I have been a nurse for 19 years now. I did my diploma in higher education in adult nursing in Yorkshire and took my first position working on Cardiothoracic Intensive Care before moving north and making Northumberland my home where I joined the Critical Care team at Wansbeck General Hospital. Nursing critically ill patients in the Intensive Care environment often requires one to one nursing and I loved being able to deliver holistic care to my patients, addressing all of their needs and supporting their families.

Shortly after the global flu outbreak of Swine flu in 2010 I moved from Intensive Care to be a Sister in Cardiology, working on the acute ward and Coronary Care Unit. Leaving Critical Care was a difficult decision for me however, on reflection I feel I was able to transfer skills and develop many more as my career has progressed.

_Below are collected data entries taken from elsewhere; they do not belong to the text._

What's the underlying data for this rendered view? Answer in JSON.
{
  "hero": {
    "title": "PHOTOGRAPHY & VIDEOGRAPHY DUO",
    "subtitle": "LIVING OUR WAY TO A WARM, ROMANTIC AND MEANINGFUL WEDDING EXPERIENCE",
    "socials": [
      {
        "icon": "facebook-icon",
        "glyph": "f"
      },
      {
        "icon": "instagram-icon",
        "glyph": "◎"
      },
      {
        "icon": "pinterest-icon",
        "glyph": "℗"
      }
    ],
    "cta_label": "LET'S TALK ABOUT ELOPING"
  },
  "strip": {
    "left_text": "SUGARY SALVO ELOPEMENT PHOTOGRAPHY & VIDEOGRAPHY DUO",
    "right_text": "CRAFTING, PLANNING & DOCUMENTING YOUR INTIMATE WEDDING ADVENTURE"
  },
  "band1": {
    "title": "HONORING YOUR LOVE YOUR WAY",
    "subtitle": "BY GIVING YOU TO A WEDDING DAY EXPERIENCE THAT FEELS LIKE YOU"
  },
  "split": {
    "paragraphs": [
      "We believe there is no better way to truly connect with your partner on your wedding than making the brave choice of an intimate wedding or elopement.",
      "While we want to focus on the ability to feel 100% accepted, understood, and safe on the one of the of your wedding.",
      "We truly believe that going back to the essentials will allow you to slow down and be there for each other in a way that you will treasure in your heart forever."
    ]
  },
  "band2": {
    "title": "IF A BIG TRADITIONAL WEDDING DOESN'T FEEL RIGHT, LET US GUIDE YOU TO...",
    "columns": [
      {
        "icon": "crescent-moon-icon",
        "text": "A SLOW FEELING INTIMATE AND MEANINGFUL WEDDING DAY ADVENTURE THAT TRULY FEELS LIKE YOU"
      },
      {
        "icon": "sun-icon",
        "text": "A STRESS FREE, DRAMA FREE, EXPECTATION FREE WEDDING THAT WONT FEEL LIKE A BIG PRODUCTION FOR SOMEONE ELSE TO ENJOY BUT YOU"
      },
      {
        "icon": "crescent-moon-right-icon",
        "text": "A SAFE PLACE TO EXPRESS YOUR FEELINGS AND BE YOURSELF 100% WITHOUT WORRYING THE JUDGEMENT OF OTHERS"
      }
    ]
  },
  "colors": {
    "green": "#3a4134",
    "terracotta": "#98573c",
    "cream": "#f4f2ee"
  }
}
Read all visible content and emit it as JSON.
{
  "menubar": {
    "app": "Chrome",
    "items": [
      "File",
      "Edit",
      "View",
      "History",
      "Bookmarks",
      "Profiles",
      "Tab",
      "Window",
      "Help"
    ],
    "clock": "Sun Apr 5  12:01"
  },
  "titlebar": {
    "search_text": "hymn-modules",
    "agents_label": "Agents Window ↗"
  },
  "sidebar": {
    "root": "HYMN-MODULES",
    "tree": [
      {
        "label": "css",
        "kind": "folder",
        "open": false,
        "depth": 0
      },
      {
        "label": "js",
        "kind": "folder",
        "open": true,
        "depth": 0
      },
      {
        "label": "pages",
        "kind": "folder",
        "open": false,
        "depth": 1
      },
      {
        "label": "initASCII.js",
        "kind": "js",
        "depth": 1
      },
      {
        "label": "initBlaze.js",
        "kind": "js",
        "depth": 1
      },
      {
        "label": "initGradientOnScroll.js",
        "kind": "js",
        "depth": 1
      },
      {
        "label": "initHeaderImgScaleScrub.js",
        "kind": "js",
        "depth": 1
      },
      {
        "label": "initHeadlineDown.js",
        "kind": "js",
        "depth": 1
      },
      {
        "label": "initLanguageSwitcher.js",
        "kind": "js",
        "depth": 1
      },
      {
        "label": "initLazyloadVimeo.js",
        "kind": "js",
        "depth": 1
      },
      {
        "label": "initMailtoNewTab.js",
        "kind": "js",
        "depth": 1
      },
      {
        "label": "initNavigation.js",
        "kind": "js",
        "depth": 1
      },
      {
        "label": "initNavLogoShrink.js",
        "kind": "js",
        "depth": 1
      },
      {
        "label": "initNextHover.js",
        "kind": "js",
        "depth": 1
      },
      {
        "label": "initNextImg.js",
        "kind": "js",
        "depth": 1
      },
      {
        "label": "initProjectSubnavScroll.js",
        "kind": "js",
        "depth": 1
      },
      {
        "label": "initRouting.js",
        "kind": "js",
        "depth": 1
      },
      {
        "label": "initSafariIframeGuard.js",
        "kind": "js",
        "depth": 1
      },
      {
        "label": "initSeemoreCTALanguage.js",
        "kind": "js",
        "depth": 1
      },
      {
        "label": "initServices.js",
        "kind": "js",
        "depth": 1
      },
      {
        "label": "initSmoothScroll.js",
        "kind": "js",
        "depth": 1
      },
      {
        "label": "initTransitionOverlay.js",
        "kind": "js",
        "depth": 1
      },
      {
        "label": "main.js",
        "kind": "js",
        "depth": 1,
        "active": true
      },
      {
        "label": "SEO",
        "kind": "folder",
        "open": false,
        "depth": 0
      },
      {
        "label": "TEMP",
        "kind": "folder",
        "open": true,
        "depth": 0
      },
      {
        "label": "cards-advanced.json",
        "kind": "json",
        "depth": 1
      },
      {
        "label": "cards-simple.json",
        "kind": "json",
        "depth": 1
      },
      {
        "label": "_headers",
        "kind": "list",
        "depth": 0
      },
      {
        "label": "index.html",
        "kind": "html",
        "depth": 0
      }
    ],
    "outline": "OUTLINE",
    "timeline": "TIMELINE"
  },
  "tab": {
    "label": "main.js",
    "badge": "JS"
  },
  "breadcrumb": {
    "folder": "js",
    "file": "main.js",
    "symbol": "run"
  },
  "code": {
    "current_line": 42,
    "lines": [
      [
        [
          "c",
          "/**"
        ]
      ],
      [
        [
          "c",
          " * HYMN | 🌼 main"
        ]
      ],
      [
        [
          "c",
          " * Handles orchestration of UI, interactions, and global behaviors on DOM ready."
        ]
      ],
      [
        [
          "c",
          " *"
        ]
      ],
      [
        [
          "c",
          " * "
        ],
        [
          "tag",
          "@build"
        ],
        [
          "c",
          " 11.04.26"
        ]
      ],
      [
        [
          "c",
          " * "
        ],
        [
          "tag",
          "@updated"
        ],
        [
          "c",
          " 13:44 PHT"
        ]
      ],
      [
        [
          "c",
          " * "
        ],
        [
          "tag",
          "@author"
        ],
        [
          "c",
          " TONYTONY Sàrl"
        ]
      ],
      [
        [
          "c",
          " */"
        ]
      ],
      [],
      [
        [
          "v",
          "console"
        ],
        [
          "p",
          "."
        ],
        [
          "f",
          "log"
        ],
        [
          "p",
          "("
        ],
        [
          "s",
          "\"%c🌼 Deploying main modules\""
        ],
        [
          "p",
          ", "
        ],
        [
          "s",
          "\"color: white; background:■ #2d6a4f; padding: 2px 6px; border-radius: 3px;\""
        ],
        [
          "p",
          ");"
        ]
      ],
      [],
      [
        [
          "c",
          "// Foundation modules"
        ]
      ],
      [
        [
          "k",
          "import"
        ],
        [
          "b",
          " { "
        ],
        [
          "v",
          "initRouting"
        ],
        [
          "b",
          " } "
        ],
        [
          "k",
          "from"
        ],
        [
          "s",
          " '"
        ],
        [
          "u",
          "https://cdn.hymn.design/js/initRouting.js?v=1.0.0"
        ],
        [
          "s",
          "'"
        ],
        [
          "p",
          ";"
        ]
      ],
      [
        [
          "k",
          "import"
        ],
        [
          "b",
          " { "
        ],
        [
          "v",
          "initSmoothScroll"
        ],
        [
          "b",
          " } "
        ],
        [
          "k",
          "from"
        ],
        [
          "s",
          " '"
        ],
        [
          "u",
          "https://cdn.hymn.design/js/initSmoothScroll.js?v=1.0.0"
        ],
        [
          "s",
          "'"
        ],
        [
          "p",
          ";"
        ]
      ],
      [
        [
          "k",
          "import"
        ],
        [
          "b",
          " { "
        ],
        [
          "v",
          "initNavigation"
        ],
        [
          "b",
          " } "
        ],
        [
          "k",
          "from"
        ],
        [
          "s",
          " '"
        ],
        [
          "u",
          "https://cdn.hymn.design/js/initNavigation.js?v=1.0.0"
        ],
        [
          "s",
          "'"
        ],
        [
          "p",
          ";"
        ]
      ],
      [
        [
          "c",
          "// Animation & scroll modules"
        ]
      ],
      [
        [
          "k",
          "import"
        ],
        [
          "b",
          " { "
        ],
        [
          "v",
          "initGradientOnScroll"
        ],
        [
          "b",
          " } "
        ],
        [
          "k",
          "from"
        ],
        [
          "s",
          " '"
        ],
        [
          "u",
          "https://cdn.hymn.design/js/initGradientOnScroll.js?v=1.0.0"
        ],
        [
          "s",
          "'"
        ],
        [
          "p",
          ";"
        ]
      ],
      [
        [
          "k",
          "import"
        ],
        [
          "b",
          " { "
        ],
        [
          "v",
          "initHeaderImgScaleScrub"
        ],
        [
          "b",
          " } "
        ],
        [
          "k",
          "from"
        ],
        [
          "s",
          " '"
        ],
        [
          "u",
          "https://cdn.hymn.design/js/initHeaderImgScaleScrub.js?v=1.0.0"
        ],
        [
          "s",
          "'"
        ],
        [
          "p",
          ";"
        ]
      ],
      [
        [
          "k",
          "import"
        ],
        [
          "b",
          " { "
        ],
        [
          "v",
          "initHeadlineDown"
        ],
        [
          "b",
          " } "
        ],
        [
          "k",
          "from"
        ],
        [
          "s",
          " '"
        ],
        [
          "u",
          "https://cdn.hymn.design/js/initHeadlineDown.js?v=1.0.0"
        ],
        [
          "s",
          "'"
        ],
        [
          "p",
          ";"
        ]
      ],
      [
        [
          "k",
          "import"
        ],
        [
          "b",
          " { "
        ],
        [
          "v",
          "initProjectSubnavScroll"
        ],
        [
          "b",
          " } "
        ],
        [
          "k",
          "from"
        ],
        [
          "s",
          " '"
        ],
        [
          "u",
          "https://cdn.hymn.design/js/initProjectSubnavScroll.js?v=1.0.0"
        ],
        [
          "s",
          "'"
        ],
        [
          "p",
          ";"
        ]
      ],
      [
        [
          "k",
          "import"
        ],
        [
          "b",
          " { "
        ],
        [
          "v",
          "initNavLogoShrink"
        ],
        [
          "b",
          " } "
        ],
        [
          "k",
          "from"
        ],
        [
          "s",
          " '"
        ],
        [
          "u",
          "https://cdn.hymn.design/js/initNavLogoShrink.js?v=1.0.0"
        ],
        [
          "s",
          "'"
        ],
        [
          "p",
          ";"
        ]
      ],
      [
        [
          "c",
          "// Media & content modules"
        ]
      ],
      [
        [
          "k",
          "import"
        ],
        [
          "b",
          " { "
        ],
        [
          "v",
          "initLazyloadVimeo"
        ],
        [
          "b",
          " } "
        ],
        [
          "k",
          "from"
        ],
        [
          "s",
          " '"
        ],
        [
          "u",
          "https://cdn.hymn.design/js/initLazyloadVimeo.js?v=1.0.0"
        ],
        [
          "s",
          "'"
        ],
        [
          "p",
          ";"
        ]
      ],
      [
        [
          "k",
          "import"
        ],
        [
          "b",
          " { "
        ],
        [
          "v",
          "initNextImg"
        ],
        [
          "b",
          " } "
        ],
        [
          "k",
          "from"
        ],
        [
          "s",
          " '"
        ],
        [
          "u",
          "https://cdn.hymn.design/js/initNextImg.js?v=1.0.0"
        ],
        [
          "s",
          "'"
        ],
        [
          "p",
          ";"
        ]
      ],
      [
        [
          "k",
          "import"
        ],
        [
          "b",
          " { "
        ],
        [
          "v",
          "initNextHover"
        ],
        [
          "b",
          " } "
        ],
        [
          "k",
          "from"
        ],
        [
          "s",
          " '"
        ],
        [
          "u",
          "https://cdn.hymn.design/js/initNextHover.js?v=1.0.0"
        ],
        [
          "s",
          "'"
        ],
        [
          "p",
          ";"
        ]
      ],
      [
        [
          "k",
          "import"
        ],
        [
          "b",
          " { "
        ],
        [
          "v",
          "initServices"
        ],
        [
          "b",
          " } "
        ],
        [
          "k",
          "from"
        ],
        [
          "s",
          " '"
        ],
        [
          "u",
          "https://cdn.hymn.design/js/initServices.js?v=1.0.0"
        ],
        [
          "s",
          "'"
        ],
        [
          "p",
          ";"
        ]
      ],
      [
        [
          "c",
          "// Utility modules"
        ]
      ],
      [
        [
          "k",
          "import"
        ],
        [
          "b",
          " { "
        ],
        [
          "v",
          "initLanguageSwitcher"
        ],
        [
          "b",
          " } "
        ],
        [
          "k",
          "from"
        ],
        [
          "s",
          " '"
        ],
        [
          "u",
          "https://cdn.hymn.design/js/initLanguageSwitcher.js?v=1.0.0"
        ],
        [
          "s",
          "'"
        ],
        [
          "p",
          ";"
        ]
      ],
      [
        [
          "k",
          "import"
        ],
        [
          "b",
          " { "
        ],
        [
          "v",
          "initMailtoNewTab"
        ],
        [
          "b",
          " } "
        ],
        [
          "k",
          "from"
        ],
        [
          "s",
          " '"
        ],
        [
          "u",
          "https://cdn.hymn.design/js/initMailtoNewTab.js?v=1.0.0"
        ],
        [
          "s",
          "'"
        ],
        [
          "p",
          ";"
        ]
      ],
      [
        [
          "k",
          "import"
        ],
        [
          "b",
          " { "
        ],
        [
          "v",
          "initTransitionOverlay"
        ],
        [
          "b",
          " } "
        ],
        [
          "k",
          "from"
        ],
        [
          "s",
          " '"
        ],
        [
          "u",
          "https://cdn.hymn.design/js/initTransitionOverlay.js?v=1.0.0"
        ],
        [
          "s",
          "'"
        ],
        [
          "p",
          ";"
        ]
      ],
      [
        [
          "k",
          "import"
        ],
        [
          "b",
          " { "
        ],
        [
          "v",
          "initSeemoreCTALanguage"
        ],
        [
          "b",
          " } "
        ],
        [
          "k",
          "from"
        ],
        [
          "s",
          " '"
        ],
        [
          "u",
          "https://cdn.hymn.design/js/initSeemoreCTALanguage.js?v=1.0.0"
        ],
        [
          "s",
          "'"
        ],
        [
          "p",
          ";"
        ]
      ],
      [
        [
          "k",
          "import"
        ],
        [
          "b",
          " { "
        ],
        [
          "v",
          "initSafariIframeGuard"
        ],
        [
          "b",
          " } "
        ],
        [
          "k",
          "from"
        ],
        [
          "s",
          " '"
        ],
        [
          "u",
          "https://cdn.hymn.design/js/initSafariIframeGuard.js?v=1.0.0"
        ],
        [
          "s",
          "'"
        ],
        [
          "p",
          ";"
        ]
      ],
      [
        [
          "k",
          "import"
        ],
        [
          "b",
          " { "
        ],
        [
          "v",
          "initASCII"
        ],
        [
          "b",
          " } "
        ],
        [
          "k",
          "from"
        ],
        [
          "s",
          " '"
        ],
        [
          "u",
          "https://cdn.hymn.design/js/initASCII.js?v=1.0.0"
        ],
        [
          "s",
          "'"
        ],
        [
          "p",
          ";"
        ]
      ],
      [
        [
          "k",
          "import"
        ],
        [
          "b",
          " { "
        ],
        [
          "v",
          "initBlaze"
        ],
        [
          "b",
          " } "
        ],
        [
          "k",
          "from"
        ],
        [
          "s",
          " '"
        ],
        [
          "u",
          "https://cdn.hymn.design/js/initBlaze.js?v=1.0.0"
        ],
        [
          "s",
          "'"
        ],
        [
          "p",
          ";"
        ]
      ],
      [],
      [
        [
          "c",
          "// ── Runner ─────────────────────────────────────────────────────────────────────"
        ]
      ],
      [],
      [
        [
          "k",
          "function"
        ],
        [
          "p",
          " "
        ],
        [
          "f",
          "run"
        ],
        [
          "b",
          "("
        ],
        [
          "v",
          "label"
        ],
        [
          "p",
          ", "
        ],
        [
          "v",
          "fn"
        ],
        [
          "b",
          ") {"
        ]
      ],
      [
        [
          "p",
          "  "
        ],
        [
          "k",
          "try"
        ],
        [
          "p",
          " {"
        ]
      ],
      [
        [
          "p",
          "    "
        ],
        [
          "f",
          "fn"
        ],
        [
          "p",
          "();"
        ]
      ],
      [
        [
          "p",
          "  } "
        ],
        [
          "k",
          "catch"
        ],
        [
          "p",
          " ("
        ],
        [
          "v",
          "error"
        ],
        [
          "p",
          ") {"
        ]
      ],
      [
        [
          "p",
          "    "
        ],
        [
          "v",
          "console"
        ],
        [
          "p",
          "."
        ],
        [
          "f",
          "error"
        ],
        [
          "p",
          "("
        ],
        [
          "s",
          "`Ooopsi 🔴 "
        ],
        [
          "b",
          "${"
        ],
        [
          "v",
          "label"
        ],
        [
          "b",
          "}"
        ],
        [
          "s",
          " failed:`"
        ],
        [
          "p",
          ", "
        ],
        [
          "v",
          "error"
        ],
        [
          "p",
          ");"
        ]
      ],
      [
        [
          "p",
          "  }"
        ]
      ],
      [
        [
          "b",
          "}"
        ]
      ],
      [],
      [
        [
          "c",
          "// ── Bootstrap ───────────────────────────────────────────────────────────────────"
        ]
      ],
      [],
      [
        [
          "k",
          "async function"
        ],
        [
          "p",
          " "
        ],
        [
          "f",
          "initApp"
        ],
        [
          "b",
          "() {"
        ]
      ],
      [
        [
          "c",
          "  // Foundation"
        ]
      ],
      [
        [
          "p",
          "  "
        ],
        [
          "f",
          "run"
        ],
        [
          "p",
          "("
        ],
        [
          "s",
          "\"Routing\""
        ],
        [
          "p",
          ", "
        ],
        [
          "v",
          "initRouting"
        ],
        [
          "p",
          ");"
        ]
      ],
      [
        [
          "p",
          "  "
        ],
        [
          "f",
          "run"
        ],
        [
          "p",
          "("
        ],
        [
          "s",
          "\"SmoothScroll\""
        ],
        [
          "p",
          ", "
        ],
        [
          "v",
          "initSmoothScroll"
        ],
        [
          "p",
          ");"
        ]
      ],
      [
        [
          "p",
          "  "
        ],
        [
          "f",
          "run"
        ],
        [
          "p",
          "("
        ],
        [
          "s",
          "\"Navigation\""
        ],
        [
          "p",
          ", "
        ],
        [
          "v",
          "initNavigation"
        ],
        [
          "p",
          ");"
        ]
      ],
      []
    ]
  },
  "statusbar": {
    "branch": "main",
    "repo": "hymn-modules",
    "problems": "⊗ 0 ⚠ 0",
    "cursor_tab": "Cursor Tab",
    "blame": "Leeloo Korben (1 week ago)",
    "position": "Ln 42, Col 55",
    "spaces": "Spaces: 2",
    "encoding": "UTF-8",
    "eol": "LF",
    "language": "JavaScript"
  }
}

During my career I have always been supported to focus on my personal and professional development. I was able to complete my degree as well as the Health History & Physical Examination course at Northumbria University which introduces the process of history taking and assessing the physical manifestations of common disease processes. At present I am doing my Academic Professional Higher Apprenticeship in Education at Level 7 which is allowing me to understand my role as an educator further and develop original and creative teaching.

In 2020, after 9 years, I found myself redeployed back to Intensive Care to support the fight against COVID-19. I was faced with so many emotions and each day brought new challenges. Could I remember how to look after a ventilated patient? What if the machine for renal replacement therapy has changed so much I wouldn’t be any help? I desperately wanted to help rather than hinder the teams who were already working so hard. In unprecedented times, I was and still am, blown away by the support and camaraderie displayed during such difficult times.

I think that is what I love the most about nursing… the people.

By that I meant the teams I work with as well as the patients. I love the way each team member supports each other. We all have our strengths and weaknesses and when needed we all pull together and get through those tough shifts or emergency situations. I have never felt alone as a nurse and for that I am grateful.